How many composite colors does CGA have?

In 640-pixel high-resolution mode there are 16 distinct four-pixel patterns, producing about 16 composite artifact colors. With more elaborate dot patterns (the basis of the 'CGA in 1024 colors' trick) many more shades are possible, because a pixel's color depends on its neighbors within a color-carrier cycle.

Are composite artifact colors part of the CGA palette?

Not in the usual sense. They are not RGBI colors a programmer selects directly; they emerge when CGA's digital pixels are encoded into an analog NTSC signal and decoded by a TV. Many of them don't exist among the 16 RGBI colors at all.

CGA composite colors

On a composite TV, CGA shows colors that aren't in its 16-color palette at all — artifact colors created by the NTSC signal. Below are the 16 high-resolution artifact colors with exact hex codes, decoded from the real composite signal (not sampled from RGBI, the way most references get it wrong). Click any swatch to copy.

The 16 high-resolution artifact colors

These come from the 16 possible four-pixel on/off patterns in 640×200 mode, decoded at the default monitor calibration (white pixels on black). The label shows the pixel pattern that produces each color.

These are computed, not copied. The swatches above are generated in your browser by actually decoding the composite signal with a faithful port of reenigne's chroma-multiplexer algorithm — the same model DOSBox uses. Black and white land exactly on #000000 and #FFFFFF; the other 14 are genuine artifact hues outside the RGBI palette. The method and sources are on the accuracy page.

Why these colors exist

CGA's pixel clock is 14.31818 MHz — exactly four times the NTSC color subcarrier of 3.579545 MHz. Because of that 4:1 ratio, a horizontal pattern of pixels looks to a TV like a color subcarrier: the pattern's phase sets the hue, its amplitude sets the saturation, and its average level sets the brightness. So a repeating dot pattern is a color — one a TV displays even though no single pixel has that color.

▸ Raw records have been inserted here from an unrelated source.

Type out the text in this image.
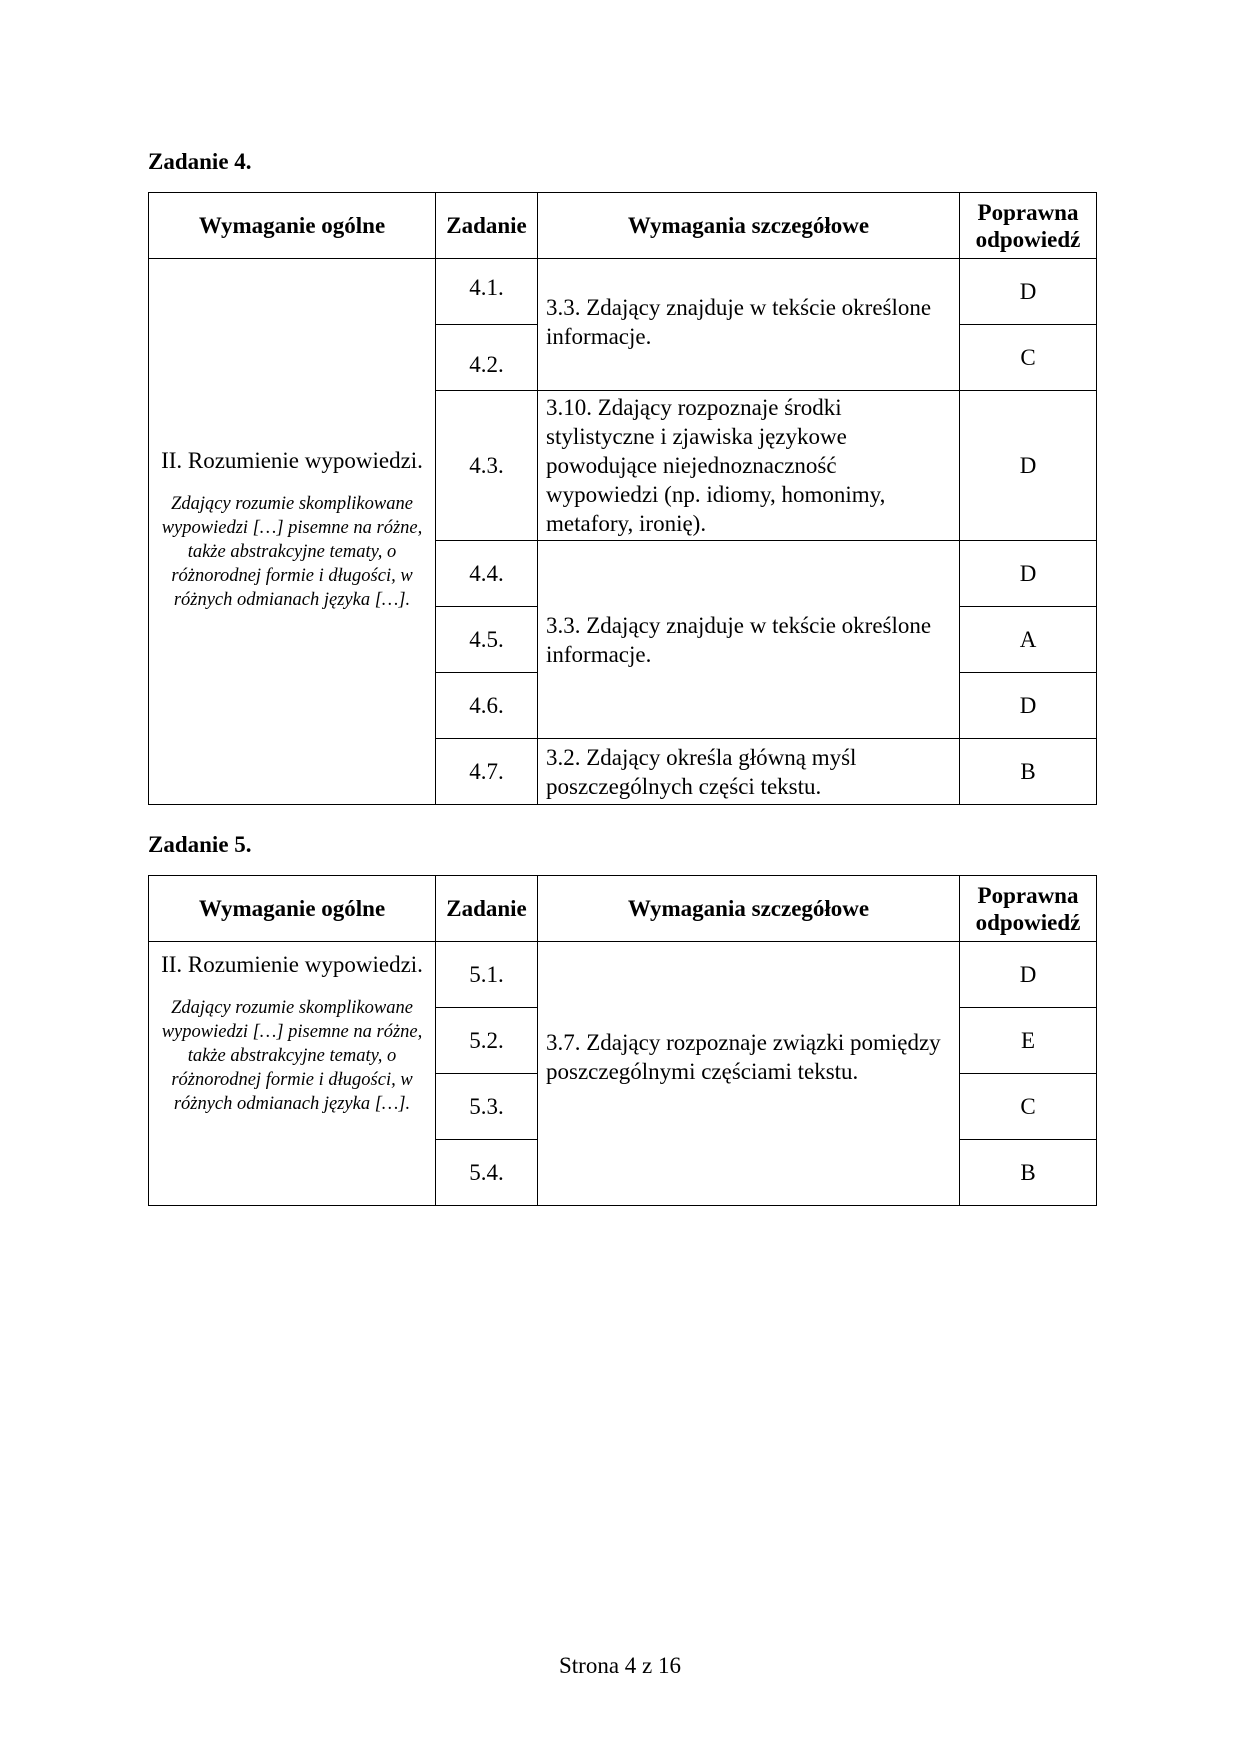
Zadanie 4.
Wymaganie ogólne	Zadanie	Wymagania szczegółowe	Poprawna
odpowiedź

II. Rozumienie wypowiedzi.
Zdający rozumie skomplikowane wypowiedzi […] pisemne na różne, także abstrakcyjne tematy, o różnorodnej formie i długości, w różnych odmianach języka […].	4.1.	3.3. Zdający znajduje w tekście określone informacje.	D
	4.2.		C
	4.3.	3.10. Zdający rozpoznaje środki stylistyczne i zjawiska językowe powodujące niejednoznaczność wypowiedzi (np. idiomy, homonimy, metafory, ironię).	D
	4.4.	3.3. Zdający znajduje w tekście określone informacje.	D
	4.5.		A
	4.6.		D
	4.7.	3.2. Zdający określa główną myśl poszczególnych części tekstu.	B
Zadanie 5.
Wymaganie ogólne	Zadanie	Wymagania szczegółowe	Poprawna
odpowiedź

II. Rozumienie wypowiedzi.
Zdający rozumie skomplikowane wypowiedzi […] pisemne na różne, także abstrakcyjne tematy, o różnorodnej formie i długości, w różnych odmianach języka […].	5.1.	3.7. Zdający rozpoznaje związki pomiędzy poszczególnymi częściami tekstu.	D
	5.2.		E
	5.3.		C
	5.4.		B
Strona 4 z 16
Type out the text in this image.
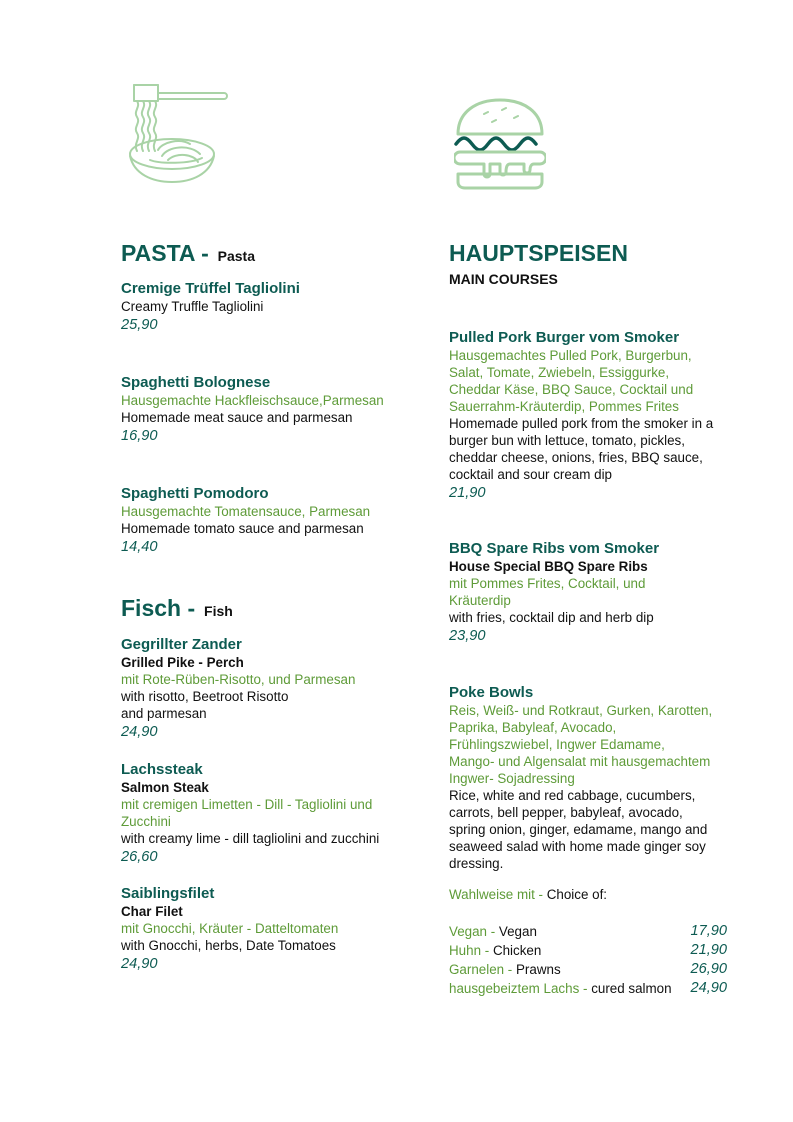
PASTA - Pasta
Cremige Trüffel Tagliolini
Creamy Truffle Tagliolini
25,90
Spaghetti Bolognese
Hausgemachte Hackfleischsauce,Parmesan
Homemade meat sauce and parmesan
16,90
Spaghetti Pomodoro
Hausgemachte Tomatensauce, Parmesan
Homemade tomato sauce and parmesan
14,40
Fisch - Fish
Gegrillter Zander
Grilled Pike - Perch
mit Rote-Rüben-Risotto, und Parmesan
with risotto, Beetroot Risotto
and parmesan
24,90
Lachssteak
Salmon Steak
mit cremigen Limetten - Dill - Tagliolini und
Zucchini
with creamy lime - dill tagliolini and zucchini
26,60
Saiblingsfilet
Char Filet
mit Gnocchi, Kräuter - Datteltomaten
with Gnocchi, herbs, Date Tomatoes
24,90
HAUPTSPEISEN
MAIN COURSES
Pulled Pork Burger vom Smoker
Hausgemachtes Pulled Pork, Burgerbun,
Salat, Tomate, Zwiebeln, Essiggurke,
Cheddar Käse, BBQ Sauce, Cocktail und
Sauerrahm-Kräuterdip, Pommes Frites
Homemade pulled pork from the smoker in a
burger bun with lettuce, tomato, pickles,
cheddar cheese, onions, fries, BBQ sauce,
cocktail and sour cream dip
21,90
BBQ Spare Ribs vom Smoker
House Special BBQ Spare Ribs
mit Pommes Frites, Cocktail, und
Kräuterdip
with fries, cocktail dip and herb dip
23,90
Poke Bowls
Reis, Weiß- und Rotkraut, Gurken, Karotten,
Paprika, Babyleaf, Avocado,
Frühlingszwiebel, Ingwer Edamame,
Mango- und Algensalat mit hausgemachtem
Ingwer- Sojadressing
Rice, white and red cabbage, cucumbers,
carrots, bell pepper, babyleaf, avocado,
spring onion, ginger, edamame, mango and
seaweed salad with home made ginger soy
dressing.
Wahlweise mit - Choice of:
Vegan - Vegan	17,90
Huhn - Chicken	21,90
Garnelen - Prawns	26,90
hausgebeiztem Lachs - cured salmon 24,90
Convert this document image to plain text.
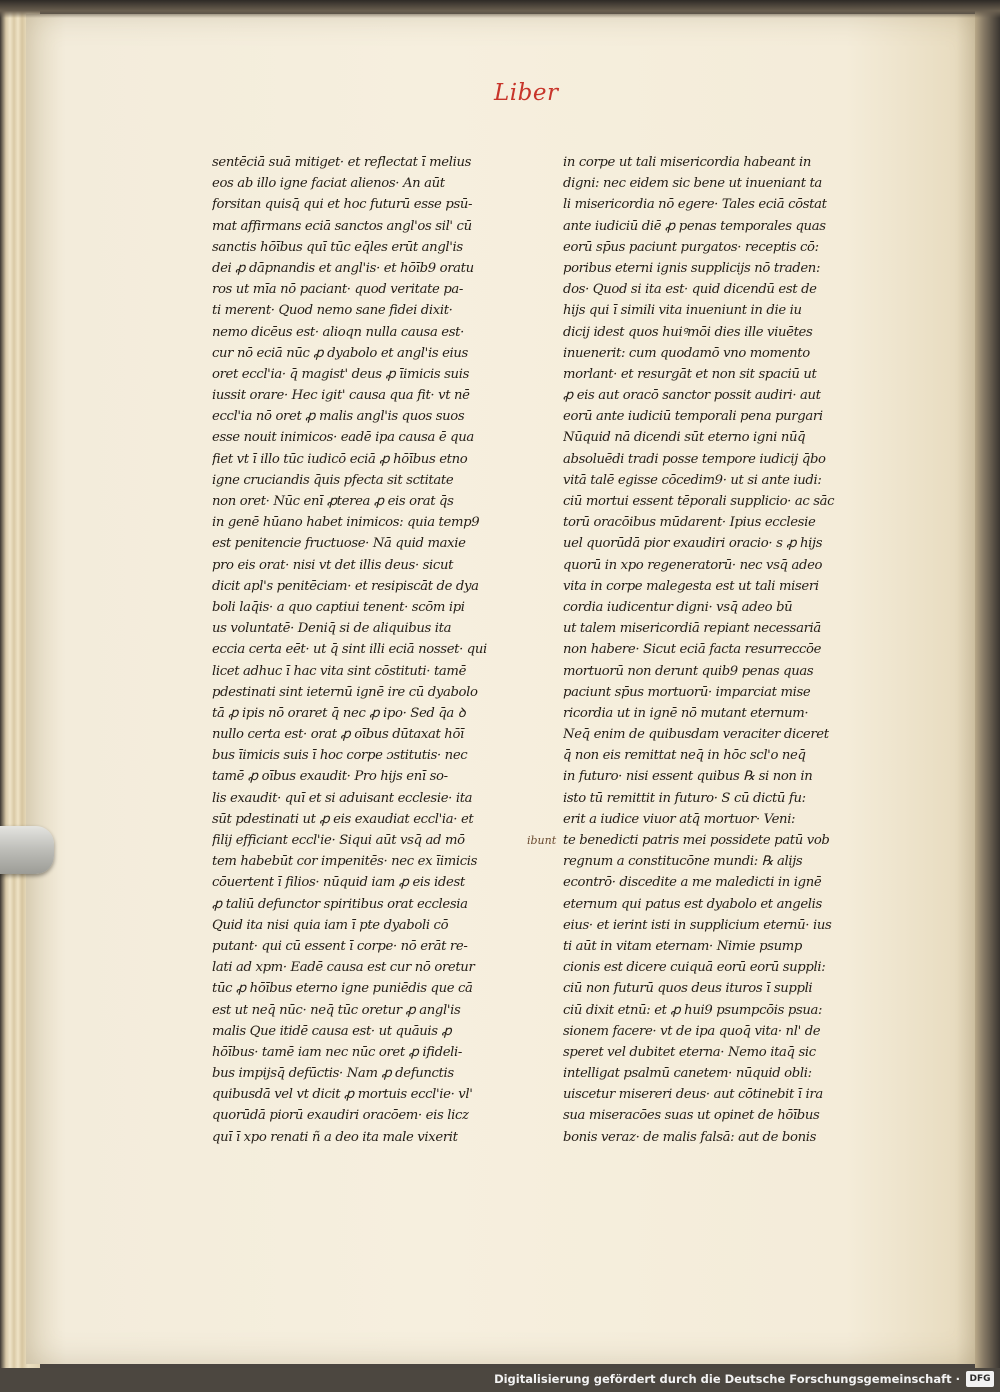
Liber
sentēciā suā mitiget· et reflectat ī melius
eos ab illo igne faciat alienos· An aūt
forsitan quisq̄ qui et hoc futurū esse psū-
mat affirmans eciā sanctos angl'os sil' cū
sanctis hōībus quī tūc eq̄les erūt angl'is
dei ꝓ dāpnandis et angl'is· et hōīb9 oratu
ros ut mīa nō paciant· quod veritate pa-
ti merent· Quod nemo sane fidei dixit·
nemo dicēus est· alioqn nulla causa est·
cur nō eciā nūc ꝓ dyabolo et angl'is eius
oret eccl'ia· q̄ magist' deus ꝓ īimicis suis
iussit orare· Hec igit' causa qua fit· vt nē
eccl'ia nō oret ꝓ malis angl'is quos suos
esse nouit inimicos· eadē ipa causa ē qua
fiet vt ī illo tūc iudicō eciā ꝓ hōībus etno
igne cruciandis q̄uis pfecta sit sctitate
non oret· Nūc enī ꝓterea ꝓ eis orat q̄s
in genē hūano habet inimicos: quia temp9
est penitencie fructuose· Nā quid maxie
pro eis orat· nisi vt det illis deus· sicut
dicit apl's penitēciam· et resipiscāt de dya
boli laq̄is· a quo captiui tenent· scōm ipi
us voluntatē· Deniq̄ si de aliquibus ita
eccia certa eēt· ut q̄ sint illi eciā nosset· qui
licet adhuc ī hac vita sint cōstituti· tamē
pdestinati sint ieternū ignē ire cū dyabolo
tā ꝓ ipis nō oraret q̄ nec ꝓ ipo· Sed q̄a ꝺ
nullo certa est· orat ꝓ oībus dūtaxat hōī
bus īimicis suis ī hoc corpe ɔstitutis· nec
tamē ꝓ oībus exaudit· Pro hijs enī so-
lis exaudit· quī et si aduisant ecclesie· ita
sūt pdestinati ut ꝓ eis exaudiat eccl'ia· et
filij efficiant eccl'ie· Siqui aūt vsq̄ ad mō
tem habebūt cor impenitēs· nec ex īimicis
cōuertent ī filios· nūquid iam ꝓ eis idest
ꝓ taliū defunctor spiritibus orat ecclesia
Quid ita nisi quia iam ī pte dyaboli cō
putant· qui cū essent ī corpe· nō erāt re-
lati ad xpm· Eadē causa est cur nō oretur
tūc ꝓ hōībus eterno igne puniēdis que cā
est ut neq̄ nūc· neq̄ tūc oretur ꝓ angl'is
malis Que itidē causa est· ut quāuis ꝓ
hōībus· tamē iam nec nūc oret ꝓ ifideli-
bus impijsq̄ defūctis· Nam ꝓ defunctis
quibusdā vel vt dicit ꝓ mortuis eccl'ie· vl'
quorūdā piorū exaudiri oracōem· eis licz
quī ī xpo renati ñ a deo ita male vixerit
in corpe ut tali misericordia habeant in
digni: nec eidem sic bene ut inueniant ta
li misericordia nō egere· Tales eciā cōstat
ante iudiciū diē ꝓ penas temporales quas
eorū sp̄us paciunt purgatos· receptis cō:
poribus eterni ignis supplicijs nō traden:
dos· Quod si ita est· quid dicendū est de
hijs qui ī simili vita inueniunt in die iu
dicij idest quos huiꝰmōi dies ille viuētes
inuenerit: cum quodamō vno momento
morlant· et resurgāt et non sit spaciū ut
ꝓ eis aut oracō sanctor possit audiri· aut
eorū ante iudiciū temporali pena purgari
Nūquid nā dicendi sūt eterno igni nūq̄
absoluēdi tradi posse tempore iudicij q̄bo
vitā talē egisse cōcedim9· ut si ante iudi:
ciū mortui essent tēporali supplicio· ac sāc
torū oracōibus mūdarent· Ipius ecclesie
uel quorūdā pior exaudiri oracio· s ꝓ hijs
quorū in xpo regeneratorū· nec vsq̄ adeo
vita in corpe malegesta est ut tali miseri
cordia iudicentur digni· vsq̄ adeo bū
ut talem misericordiā repiant necessariā
non habere· Sicut eciā facta resurreccōe
mortuorū non derunt quib9 penas quas
paciunt sp̄us mortuorū· imparciat mise
ricordia ut in ignē nō mutant eternum·
Neq̄ enim de quibusdam veraciter diceret
q̄ non eis remittat neq̄ in hōc scl'o neq̄
in futuro· nisi essent quibus ℞ si non in
isto tū remittit in futuro· S cū dictū fu:
erit a iudice viuor atq̄ mortuor· Veni:
te benedicti patris mei possidete patū vob
regnum a constitucōne mundi: ℞ alijs
econtrō· discedite a me maledicti in ignē
eternum qui patus est dyabolo et angelis
eius· et ierint isti in supplicium eternū· ius
ti aūt in vitam eternam· Nimie psump
cionis est dicere cuiquā eorū eorū suppli:
ciū non futurū quos deus ituros ī suppli
ciū dixit etnū: et ꝓ hui9 psumpcōis psua:
sionem facere· vt de ipa quoq̄ vita· nl' de
speret vel dubitet eterna· Nemo itaq̄ sic
intelligat psalmū canetem· nūquid obli:
uiscetur misereri deus· aut cōtinebit ī ira
sua miseracōes suas ut opinet de hōībus
bonis veraz· de malis falsā: aut de bonis
ibunt
Digitalisierung gefördert durch die Deutsche Forschungsgemeinschaft ·	DFG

This is why the same CGA game looked so different on an RGB monitor versus a composite TV, and why some games were authored specifically for composite. The colors here are the high-resolution case; the medium-resolution 320×200 mode and clever per-scanline tricks (the "CGA in 1024 colors" technique) expand the count dramatically, because a pixel's apparent color depends on its neighbors.

Crucially, these values depend on the monitor's hue/saturation calibration — adjust those knobs and the whole wheel rotates. The set above is the conventional default.

See them in action

Put any image through composite and compare it to RGB on the CGA composite simulator, or convert and download with the image converter (set the monitor to "NTSC composite"). For the sharp RGB palette instead, see the CGA palette, and for the full theory read how CGA color works.

Frequently asked

Why do most "composite CGA" tools look wrong?: They sample the 16 RGBI colors directly instead of modeling the NTSC signal. That can't produce the real artifact hues, because those colors come from the dot pattern across neighboring pixels, not from any single pixel's RGBI value.
Can I get different artifact colors?: Yes — they shift with the palette, the dithering pattern, and the monitor's hue/saturation. The values here are the standard high-res set at default calibration; the simulator lets you vary all of it.
Is this the same as the 1024-color mode?: Related but not identical. The 1024-color technique uses carefully chosen character patterns and per-scanline tricks to pack far more distinct dot patterns — and therefore far more colors — into the same signal.